O Cuiv said the Battle of Aughrim, where more than 7,000 people were slaughtered, could also be used to secure an all-island identity.
The clash between Williamite forces and Jacobite troops in Co Galway on July 12, 1691 is still celebrated by the Orange Order as a decisive victory for Protestants that forever changed the course of Irish history.
Mr O Cuiv, the grandson of Irish republican leader Eamon de Valera, said the battlefield should be developed similar to the renovation of the Battle of Boyne site.
“I believe that Aughrim can also be a focus for national reconciliation,” he said.
“Involving unionists in the planning and other work involved would increase contacts and normalise the 32-county sense of identity, and add to the tremendous good done already by the preservation of the Battle of the Boyne site.”
Ulster loyalists used to commemorate the Aughrim victory every July 12 but these celebrations were later changed to focus on the Boyne fight in Co Meath because of a change in the calendar.

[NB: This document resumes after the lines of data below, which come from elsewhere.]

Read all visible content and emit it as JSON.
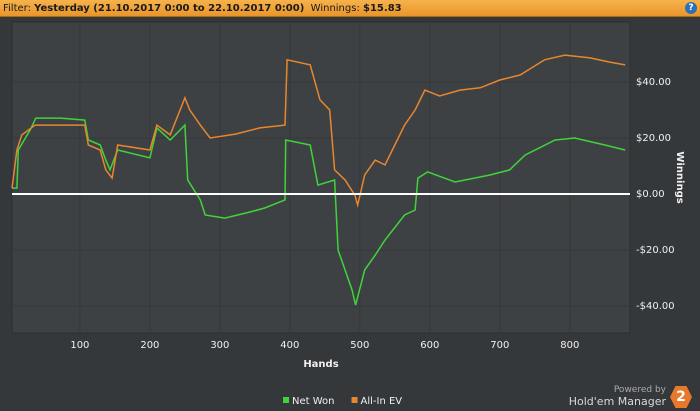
{
  "header": {
    "filter_label": "Filter:",
    "filter_value": "Yesterday (21.10.2017 0:00 to 22.10.2017 0:00)",
    "winnings_label": "Winnings:",
    "winnings_value": "$15.83",
    "help": "?"
  },
  "chart_data": {
    "type": "line",
    "x_label": "Hands",
    "y_label": "Winnings",
    "xlim": [
      3,
      886
    ],
    "ylim": [
      -49.6,
      61.4
    ],
    "xticks": [
      100,
      200,
      300,
      400,
      500,
      600,
      700,
      800
    ],
    "yticks": [
      {
        "value": -40,
        "label": "-$40.00"
      },
      {
        "value": -20,
        "label": "-$20.00"
      },
      {
        "value": 0,
        "label": "$0.00"
      },
      {
        "value": 20,
        "label": "$20.00"
      },
      {
        "value": 40,
        "label": "$40.00"
      }
    ],
    "grid": true,
    "legend": "bottom",
    "series": [
      {
        "name": "Net Won",
        "color": "#3fd43b",
        "x": [
          3,
          10,
          12,
          29,
          37,
          72,
          107,
          112,
          129,
          137,
          143,
          154,
          200,
          210,
          229,
          250,
          254,
          272,
          279,
          307,
          343,
          364,
          393,
          394,
          429,
          440,
          464,
          469,
          489,
          494,
          507,
          522,
          536,
          564,
          579,
          583,
          597,
          636,
          686,
          714,
          736,
          779,
          807,
          850,
          879
        ],
        "values": [
          2.1,
          2.1,
          15.7,
          22.9,
          27.1,
          27.1,
          26.4,
          19.3,
          17.5,
          12.1,
          8.6,
          15.7,
          12.9,
          23.6,
          19.3,
          24.6,
          5.0,
          -2.1,
          -7.5,
          -8.6,
          -6.4,
          -5.0,
          -2.1,
          19.3,
          17.5,
          3.2,
          5.0,
          -20.0,
          -34.3,
          -39.6,
          -27.1,
          -21.8,
          -16.4,
          -7.5,
          -5.7,
          5.7,
          7.9,
          4.3,
          6.8,
          8.6,
          13.9,
          19.3,
          20.0,
          17.5,
          15.7
        ]
      },
      {
        "name": "All-In EV",
        "color": "#e8862e",
        "x": [
          3,
          10,
          17,
          36,
          72,
          107,
          112,
          129,
          137,
          146,
          154,
          200,
          210,
          229,
          250,
          257,
          272,
          286,
          322,
          357,
          393,
          396,
          429,
          443,
          457,
          464,
          479,
          493,
          497,
          507,
          522,
          536,
          550,
          564,
          579,
          593,
          614,
          643,
          672,
          700,
          729,
          764,
          793,
          829,
          857,
          879
        ],
        "values": [
          2.1,
          15.7,
          21.1,
          24.6,
          24.6,
          24.6,
          17.5,
          15.7,
          8.6,
          5.7,
          17.5,
          15.7,
          24.6,
          21.1,
          34.3,
          30.0,
          24.6,
          20.0,
          21.4,
          23.6,
          24.6,
          47.9,
          46.1,
          33.6,
          30.0,
          8.6,
          5.0,
          -0.4,
          -3.9,
          6.8,
          12.1,
          10.4,
          17.5,
          24.6,
          30.0,
          37.1,
          35.0,
          37.1,
          37.9,
          40.7,
          42.5,
          47.9,
          49.6,
          48.6,
          47.1,
          46.1
        ]
      }
    ]
  },
  "footer": {
    "powered_by": "Powered by",
    "product": "Hold'em Manager",
    "logo": "2"
  }
}
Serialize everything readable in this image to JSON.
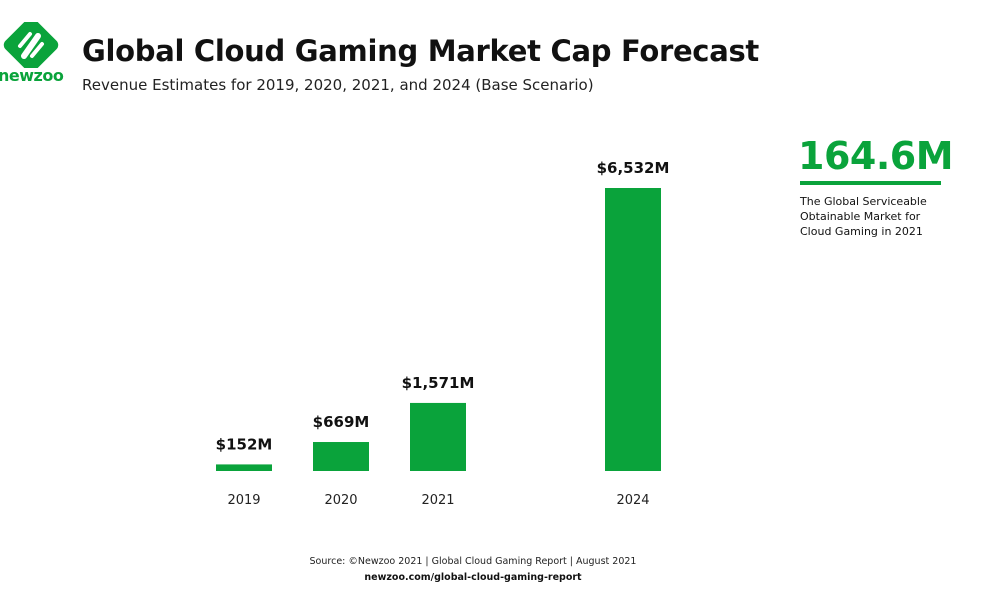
{
  "brand": {
    "name": "newzoo",
    "color": "#0aa33b"
  },
  "header": {
    "title": "Global Cloud Gaming Market Cap Forecast",
    "subtitle": "Revenue Estimates for 2019, 2020, 2021, and 2024 (Base Scenario)"
  },
  "chart_data": {
    "type": "bar",
    "title": "Global Cloud Gaming Market Cap Forecast",
    "subtitle": "Revenue Estimates for 2019, 2020, 2021, and 2024 (Base Scenario)",
    "xlabel": "",
    "ylabel": "",
    "unit": "$M",
    "categories": [
      "2019",
      "2020",
      "2021",
      "2024"
    ],
    "values": [
      152,
      669,
      1571,
      6532
    ],
    "data_labels": [
      "$152M",
      "$669M",
      "$1,571M",
      "$6,532M"
    ],
    "bar_color": "#0aa33b",
    "grid": false,
    "legend": "none"
  },
  "callout": {
    "value": "164.6M",
    "lines": [
      "The Global Serviceable",
      "Obtainable Market for",
      "Cloud Gaming in 2021"
    ]
  },
  "footer": {
    "source": "Source: ©Newzoo 2021 | Global Cloud Gaming Report | August 2021",
    "url": "newzoo.com/global-cloud-gaming-report"
  }
}
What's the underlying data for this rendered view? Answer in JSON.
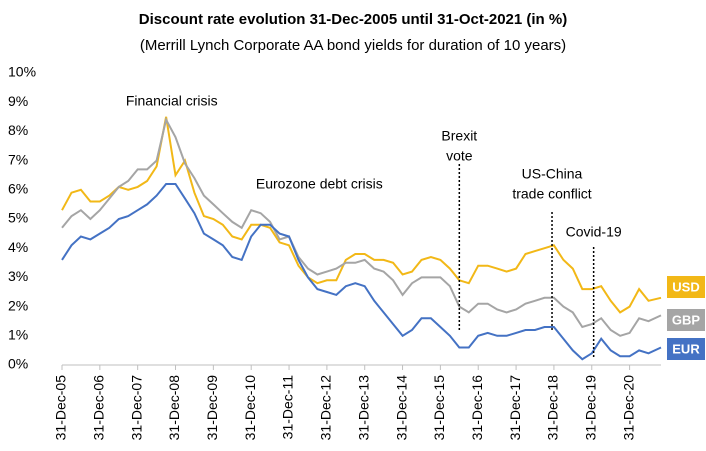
{
  "chart_data": {
    "type": "line",
    "title": "Discount rate evolution 31-Dec-2005 until 31-Oct-2021 (in %)",
    "subtitle": "(Merrill Lynch Corporate AA bond yields for duration of 10 years)",
    "x": [
      2006,
      2006.25,
      2006.5,
      2006.75,
      2007,
      2007.25,
      2007.5,
      2007.75,
      2008,
      2008.25,
      2008.5,
      2008.75,
      2009,
      2009.25,
      2009.5,
      2009.75,
      2010,
      2010.25,
      2010.5,
      2010.75,
      2011,
      2011.25,
      2011.5,
      2011.75,
      2012,
      2012.25,
      2012.5,
      2012.75,
      2013,
      2013.25,
      2013.5,
      2013.75,
      2014,
      2014.25,
      2014.5,
      2014.75,
      2015,
      2015.25,
      2015.5,
      2015.75,
      2016,
      2016.25,
      2016.5,
      2016.75,
      2017,
      2017.25,
      2017.5,
      2017.75,
      2018,
      2018.25,
      2018.5,
      2018.75,
      2019,
      2019.25,
      2019.5,
      2019.75,
      2020,
      2020.25,
      2020.5,
      2020.75,
      2021,
      2021.25,
      2021.5,
      2021.83
    ],
    "series": [
      {
        "name": "USD",
        "color": "#f2b817",
        "values": [
          5.3,
          5.9,
          6.0,
          5.6,
          5.6,
          5.8,
          6.1,
          6.0,
          6.1,
          6.3,
          6.8,
          8.5,
          6.5,
          7.0,
          5.9,
          5.1,
          5.0,
          4.8,
          4.4,
          4.3,
          4.8,
          4.8,
          4.7,
          4.2,
          4.1,
          3.4,
          3.0,
          2.8,
          2.9,
          2.9,
          3.6,
          3.8,
          3.8,
          3.6,
          3.6,
          3.5,
          3.1,
          3.2,
          3.6,
          3.7,
          3.6,
          3.3,
          2.9,
          2.8,
          3.4,
          3.4,
          3.3,
          3.2,
          3.3,
          3.8,
          3.9,
          4.0,
          4.1,
          3.6,
          3.3,
          2.6,
          2.6,
          2.7,
          2.2,
          1.8,
          2.0,
          2.6,
          2.2,
          2.3
        ]
      },
      {
        "name": "GBP",
        "color": "#a5a5a5",
        "values": [
          4.7,
          5.1,
          5.3,
          5.0,
          5.3,
          5.7,
          6.1,
          6.3,
          6.7,
          6.7,
          7.0,
          8.4,
          7.8,
          6.9,
          6.4,
          5.8,
          5.5,
          5.2,
          4.9,
          4.7,
          5.3,
          5.2,
          4.9,
          4.3,
          4.4,
          3.7,
          3.3,
          3.1,
          3.2,
          3.3,
          3.5,
          3.5,
          3.6,
          3.3,
          3.2,
          2.9,
          2.4,
          2.8,
          3.0,
          3.0,
          3.0,
          2.7,
          2.0,
          1.8,
          2.1,
          2.1,
          1.9,
          1.8,
          1.9,
          2.1,
          2.2,
          2.3,
          2.3,
          2.0,
          1.8,
          1.3,
          1.4,
          1.6,
          1.2,
          1.0,
          1.1,
          1.6,
          1.5,
          1.7
        ]
      },
      {
        "name": "EUR",
        "color": "#4472c4",
        "values": [
          3.6,
          4.1,
          4.4,
          4.3,
          4.5,
          4.7,
          5.0,
          5.1,
          5.3,
          5.5,
          5.8,
          6.2,
          6.2,
          5.7,
          5.2,
          4.5,
          4.3,
          4.1,
          3.7,
          3.6,
          4.4,
          4.8,
          4.8,
          4.5,
          4.4,
          3.6,
          3.0,
          2.6,
          2.5,
          2.4,
          2.7,
          2.8,
          2.7,
          2.2,
          1.8,
          1.4,
          1.0,
          1.2,
          1.6,
          1.6,
          1.3,
          1.0,
          0.6,
          0.6,
          1.0,
          1.1,
          1.0,
          1.0,
          1.1,
          1.2,
          1.2,
          1.3,
          1.3,
          0.9,
          0.5,
          0.2,
          0.4,
          0.9,
          0.5,
          0.3,
          0.3,
          0.5,
          0.4,
          0.6
        ]
      }
    ],
    "xlim": [
      2006,
      2021.83
    ],
    "xticks": [
      {
        "value": 2006,
        "label": "31-Dec-05"
      },
      {
        "value": 2007,
        "label": "31-Dec-06"
      },
      {
        "value": 2008,
        "label": "31-Dec-07"
      },
      {
        "value": 2009,
        "label": "31-Dec-08"
      },
      {
        "value": 2010,
        "label": "31-Dec-09"
      },
      {
        "value": 2011,
        "label": "31-Dec-10"
      },
      {
        "value": 2012,
        "label": "31-Dec-11"
      },
      {
        "value": 2013,
        "label": "31-Dec-12"
      },
      {
        "value": 2014,
        "label": "31-Dec-13"
      },
      {
        "value": 2015,
        "label": "31-Dec-14"
      },
      {
        "value": 2016,
        "label": "31-Dec-15"
      },
      {
        "value": 2017,
        "label": "31-Dec-16"
      },
      {
        "value": 2018,
        "label": "31-Dec-17"
      },
      {
        "value": 2019,
        "label": "31-Dec-18"
      },
      {
        "value": 2020,
        "label": "31-Dec-19"
      },
      {
        "value": 2021,
        "label": "31-Dec-20"
      }
    ],
    "ylim": [
      0,
      10
    ],
    "yticks": [
      {
        "value": 0,
        "label": "0%"
      },
      {
        "value": 1,
        "label": "1%"
      },
      {
        "value": 2,
        "label": "2%"
      },
      {
        "value": 3,
        "label": "3%"
      },
      {
        "value": 4,
        "label": "4%"
      },
      {
        "value": 5,
        "label": "5%"
      },
      {
        "value": 6,
        "label": "6%"
      },
      {
        "value": 7,
        "label": "7%"
      },
      {
        "value": 8,
        "label": "8%"
      },
      {
        "value": 9,
        "label": "9%"
      },
      {
        "value": 10,
        "label": "10%"
      }
    ],
    "annotations": [
      {
        "text": [
          "Financial crisis"
        ],
        "x": 2008.9
      },
      {
        "text": [
          "Eurozone debt crisis"
        ],
        "x": 2012.8
      },
      {
        "text": [
          "Brexit",
          "vote"
        ],
        "x": 2016.5
      },
      {
        "text": [
          "US-China",
          "trade conflict"
        ],
        "x": 2018.95
      },
      {
        "text": [
          "Covid-19"
        ],
        "x": 2020.05
      }
    ]
  }
}
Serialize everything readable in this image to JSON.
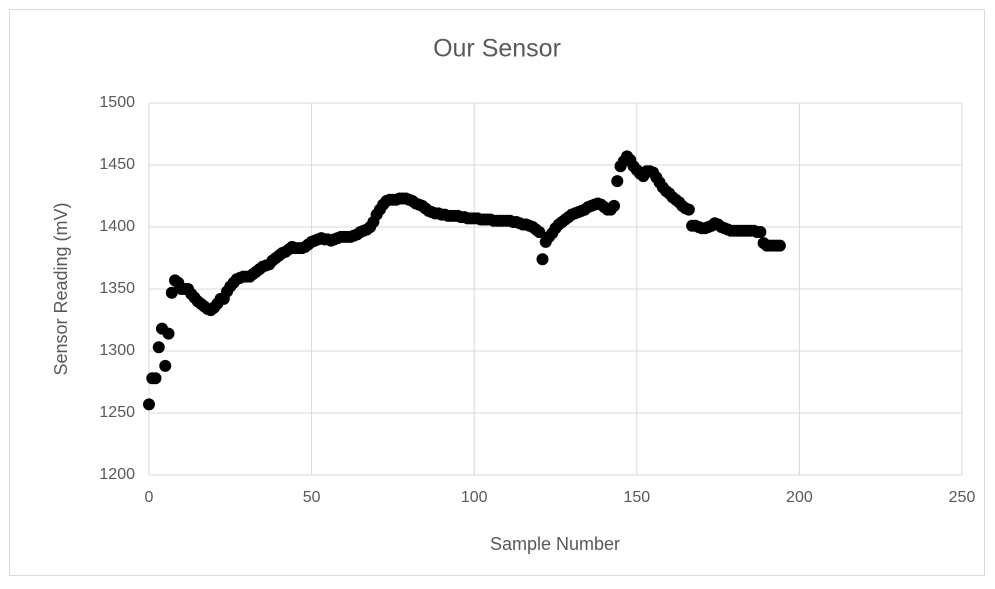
{
  "chart_data": {
    "type": "scatter",
    "title": "Our Sensor",
    "x_label": "Sample Number",
    "y_label": "Sensor Reading (mV)",
    "color": "#000000",
    "grid": true,
    "xlim": [
      0,
      250
    ],
    "xticks": [
      0,
      50,
      100,
      150,
      200,
      250
    ],
    "ylim": [
      1200,
      1500
    ],
    "yticks": [
      1200,
      1250,
      1300,
      1350,
      1400,
      1450,
      1500
    ],
    "x": [
      0,
      1,
      2,
      3,
      4,
      5,
      6,
      7,
      8,
      9,
      10,
      11,
      12,
      13,
      14,
      15,
      16,
      17,
      18,
      19,
      20,
      21,
      22,
      23,
      24,
      25,
      26,
      27,
      28,
      29,
      30,
      31,
      32,
      33,
      34,
      35,
      36,
      37,
      38,
      39,
      40,
      41,
      42,
      43,
      44,
      45,
      46,
      47,
      48,
      49,
      50,
      51,
      52,
      53,
      54,
      55,
      56,
      57,
      58,
      59,
      60,
      61,
      62,
      63,
      64,
      65,
      66,
      67,
      68,
      69,
      70,
      71,
      72,
      73,
      74,
      75,
      76,
      77,
      78,
      79,
      80,
      81,
      82,
      83,
      84,
      85,
      86,
      87,
      88,
      89,
      90,
      91,
      92,
      93,
      94,
      95,
      96,
      97,
      98,
      99,
      100,
      101,
      102,
      103,
      104,
      105,
      106,
      107,
      108,
      109,
      110,
      111,
      112,
      113,
      114,
      115,
      116,
      117,
      118,
      119,
      120,
      121,
      122,
      123,
      124,
      125,
      126,
      127,
      128,
      129,
      130,
      131,
      132,
      133,
      134,
      135,
      136,
      137,
      138,
      139,
      140,
      141,
      142,
      143,
      144,
      145,
      146,
      147,
      148,
      149,
      150,
      151,
      152,
      153,
      154,
      155,
      156,
      157,
      158,
      159,
      160,
      161,
      162,
      163,
      164,
      165,
      166,
      167,
      168,
      169,
      170,
      171,
      172,
      173,
      174,
      175,
      176,
      177,
      178,
      179,
      180,
      181,
      182,
      183,
      184,
      185,
      186,
      187,
      188,
      189,
      190,
      191,
      192,
      193,
      194
    ],
    "values": [
      1257,
      1278,
      1278,
      1303,
      1318,
      1288,
      1314,
      1347,
      1357,
      1355,
      1350,
      1350,
      1350,
      1346,
      1343,
      1340,
      1338,
      1336,
      1334,
      1333,
      1335,
      1338,
      1342,
      1342,
      1348,
      1352,
      1355,
      1358,
      1359,
      1360,
      1360,
      1360,
      1362,
      1364,
      1366,
      1368,
      1369,
      1370,
      1373,
      1375,
      1377,
      1379,
      1380,
      1382,
      1384,
      1383,
      1383,
      1383,
      1384,
      1386,
      1388,
      1389,
      1390,
      1391,
      1390,
      1390,
      1389,
      1390,
      1391,
      1392,
      1392,
      1392,
      1392,
      1393,
      1394,
      1396,
      1397,
      1398,
      1400,
      1404,
      1410,
      1414,
      1418,
      1421,
      1422,
      1422,
      1422,
      1423,
      1423,
      1423,
      1422,
      1421,
      1419,
      1418,
      1417,
      1415,
      1413,
      1412,
      1411,
      1411,
      1410,
      1410,
      1409,
      1409,
      1409,
      1409,
      1408,
      1408,
      1407,
      1407,
      1407,
      1407,
      1406,
      1406,
      1406,
      1406,
      1405,
      1405,
      1405,
      1405,
      1405,
      1405,
      1404,
      1404,
      1403,
      1402,
      1402,
      1401,
      1400,
      1398,
      1396,
      1374,
      1388,
      1392,
      1395,
      1399,
      1402,
      1404,
      1406,
      1408,
      1410,
      1411,
      1412,
      1413,
      1414,
      1416,
      1417,
      1418,
      1419,
      1418,
      1416,
      1414,
      1414,
      1417,
      1437,
      1449,
      1453,
      1457,
      1454,
      1449,
      1446,
      1443,
      1441,
      1445,
      1445,
      1444,
      1440,
      1436,
      1432,
      1429,
      1427,
      1424,
      1422,
      1420,
      1417,
      1415,
      1414,
      1401,
      1401,
      1400,
      1399,
      1399,
      1400,
      1401,
      1403,
      1402,
      1400,
      1399,
      1398,
      1397,
      1397,
      1397,
      1397,
      1397,
      1397,
      1397,
      1397,
      1396,
      1396,
      1387,
      1385,
      1385,
      1385,
      1385,
      1385
    ]
  }
}
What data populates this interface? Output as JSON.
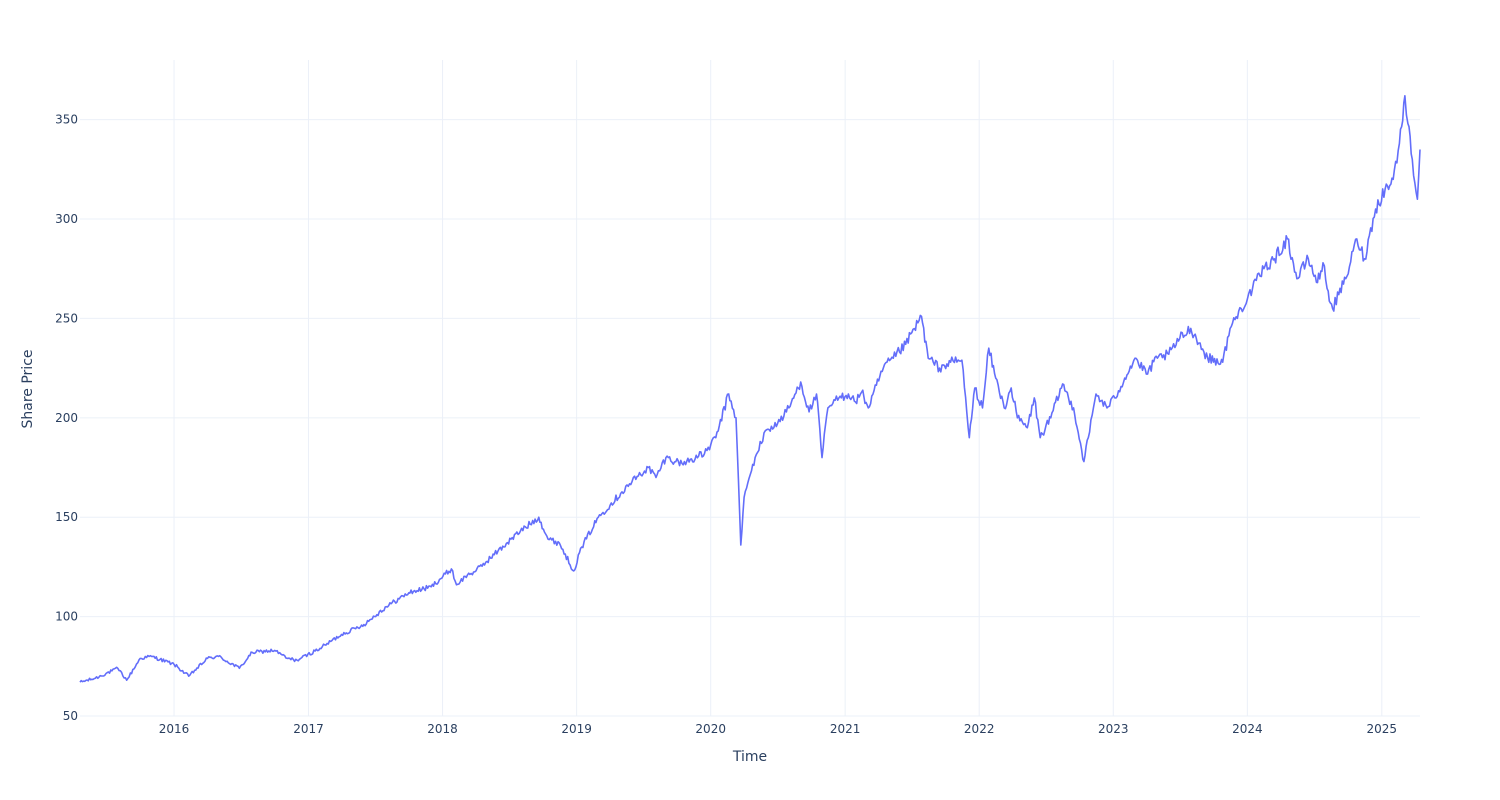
{
  "chart_data": {
    "type": "line",
    "title": "",
    "xlabel": "Time",
    "ylabel": "Share Price",
    "xlim": [
      "2015-04-20",
      "2025-04-15"
    ],
    "ylim": [
      50,
      380
    ],
    "x_ticks": [
      "2016",
      "2017",
      "2018",
      "2019",
      "2020",
      "2021",
      "2022",
      "2023",
      "2024",
      "2025"
    ],
    "y_ticks": [
      "50",
      "100",
      "150",
      "200",
      "250",
      "300",
      "350"
    ],
    "grid": true,
    "line_color": "#636efa",
    "series": [
      {
        "x": [
          "2015-04-20",
          "2015-06-01",
          "2015-08-01",
          "2015-08-25",
          "2015-10-01",
          "2015-11-01",
          "2016-01-01",
          "2016-02-10",
          "2016-04-01",
          "2016-05-01",
          "2016-06-27",
          "2016-08-01",
          "2016-10-01",
          "2016-11-04",
          "2016-12-01",
          "2017-02-01",
          "2017-04-01",
          "2017-06-01",
          "2017-08-01",
          "2017-10-01",
          "2017-12-01",
          "2018-01-25",
          "2018-02-08",
          "2018-03-10",
          "2018-04-02",
          "2018-06-01",
          "2018-08-01",
          "2018-09-20",
          "2018-10-15",
          "2018-11-15",
          "2018-12-24",
          "2019-01-15",
          "2019-03-01",
          "2019-05-01",
          "2019-06-01",
          "2019-07-15",
          "2019-08-05",
          "2019-09-01",
          "2019-10-15",
          "2019-12-15",
          "2020-01-15",
          "2020-02-19",
          "2020-03-10",
          "2020-03-23",
          "2020-04-01",
          "2020-05-01",
          "2020-06-01",
          "2020-07-01",
          "2020-08-01",
          "2020-09-02",
          "2020-09-25",
          "2020-10-15",
          "2020-10-30",
          "2020-11-15",
          "2020-12-15",
          "2021-01-10",
          "2021-01-29",
          "2021-02-15",
          "2021-03-05",
          "2021-04-15",
          "2021-05-12",
          "2021-06-15",
          "2021-07-28",
          "2021-08-15",
          "2021-09-15",
          "2021-10-15",
          "2021-11-15",
          "2021-12-05",
          "2021-12-20",
          "2022-01-10",
          "2022-01-27",
          "2022-02-15",
          "2022-03-10",
          "2022-03-29",
          "2022-04-15",
          "2022-05-12",
          "2022-05-31",
          "2022-06-16",
          "2022-07-15",
          "2022-08-16",
          "2022-09-01",
          "2022-09-15",
          "2022-10-13",
          "2022-10-25",
          "2022-11-15",
          "2022-12-15",
          "2023-01-05",
          "2023-02-01",
          "2023-03-01",
          "2023-04-01",
          "2023-05-01",
          "2023-06-01",
          "2023-07-01",
          "2023-07-31",
          "2023-08-15",
          "2023-09-15",
          "2023-10-26",
          "2023-11-15",
          "2023-12-15",
          "2024-01-15",
          "2024-02-15",
          "2024-03-15",
          "2024-04-19",
          "2024-05-15",
          "2024-06-15",
          "2024-07-10",
          "2024-07-25",
          "2024-08-05",
          "2024-08-20",
          "2024-09-06",
          "2024-09-25",
          "2024-10-25",
          "2024-11-15",
          "2024-12-15",
          "2025-01-10",
          "2025-02-01",
          "2025-02-18",
          "2025-03-05",
          "2025-03-13",
          "2025-03-25",
          "2025-04-08",
          "2025-04-15"
        ],
        "y": [
          67,
          69,
          74,
          68,
          79,
          80,
          76,
          70,
          79,
          80,
          74,
          82,
          83,
          79,
          78,
          84,
          91,
          96,
          105,
          112,
          115,
          124,
          116,
          121,
          123,
          133,
          143,
          150,
          139,
          137,
          123,
          135,
          150,
          162,
          168,
          175,
          170,
          180,
          177,
          182,
          190,
          212,
          200,
          136,
          160,
          180,
          194,
          197,
          205,
          218,
          203,
          212,
          180,
          205,
          210,
          212,
          208,
          213,
          205,
          225,
          230,
          237,
          251,
          230,
          225,
          228,
          229,
          190,
          215,
          205,
          235,
          220,
          205,
          215,
          200,
          195,
          210,
          190,
          200,
          217,
          210,
          205,
          178,
          190,
          212,
          205,
          210,
          220,
          230,
          222,
          230,
          232,
          240,
          245,
          240,
          230,
          228,
          245,
          255,
          265,
          275,
          280,
          290,
          270,
          280,
          268,
          278,
          265,
          255,
          262,
          270,
          290,
          280,
          305,
          315,
          320,
          338,
          362,
          348,
          330,
          310,
          335
        ]
      }
    ]
  }
}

Historians regard the Co Galway battle as the decisive win for the Williamite forces in Ireland which secured British rule.
“Clearly, Aughrim is of strategic importance in our history, and it seems strange that it does not seem to have achieved the same recognition as other, less significant sites,” said Mr O Cuiv.
“It is a great cemetery. It contains the remains of the Irish who were left on the field for over a year, some of whom sank into the marsh.
“It also contains, at unknown sites, burial pits containing the remains of about 2,000 Williamites. A large number of these could well be the remains of the Ulster troops who were in the thick of the fighting.”
Mr O Cuiv said as well as providing a platform for reconciliation between Catholics and Protestants, the battlefield could become a tourist attraction on a par with Culloden in Scotland.
“Aughrim is comparable to Culloden in respect of national strategic importance and its place in the national psyche, although the death toll at Aughrim was far higher,” he said.
“The tourist potential of Aughrim is substantial and the knock-on benefits to the local economy would be significant.
“Currently visitors to Culloden number well over 300,000 per annum and it makes a very important contribution to the local economy.
“Interest in military history is growing in Europe and further afield, and I believe that we have something very special here that could be an international attraction.”
Last year, then-taoiseach Bertie Ahern and the North’s former first minister Ian Paisley officially opened a taxpayer-funded €15m centre at the Battle of the Boyne site.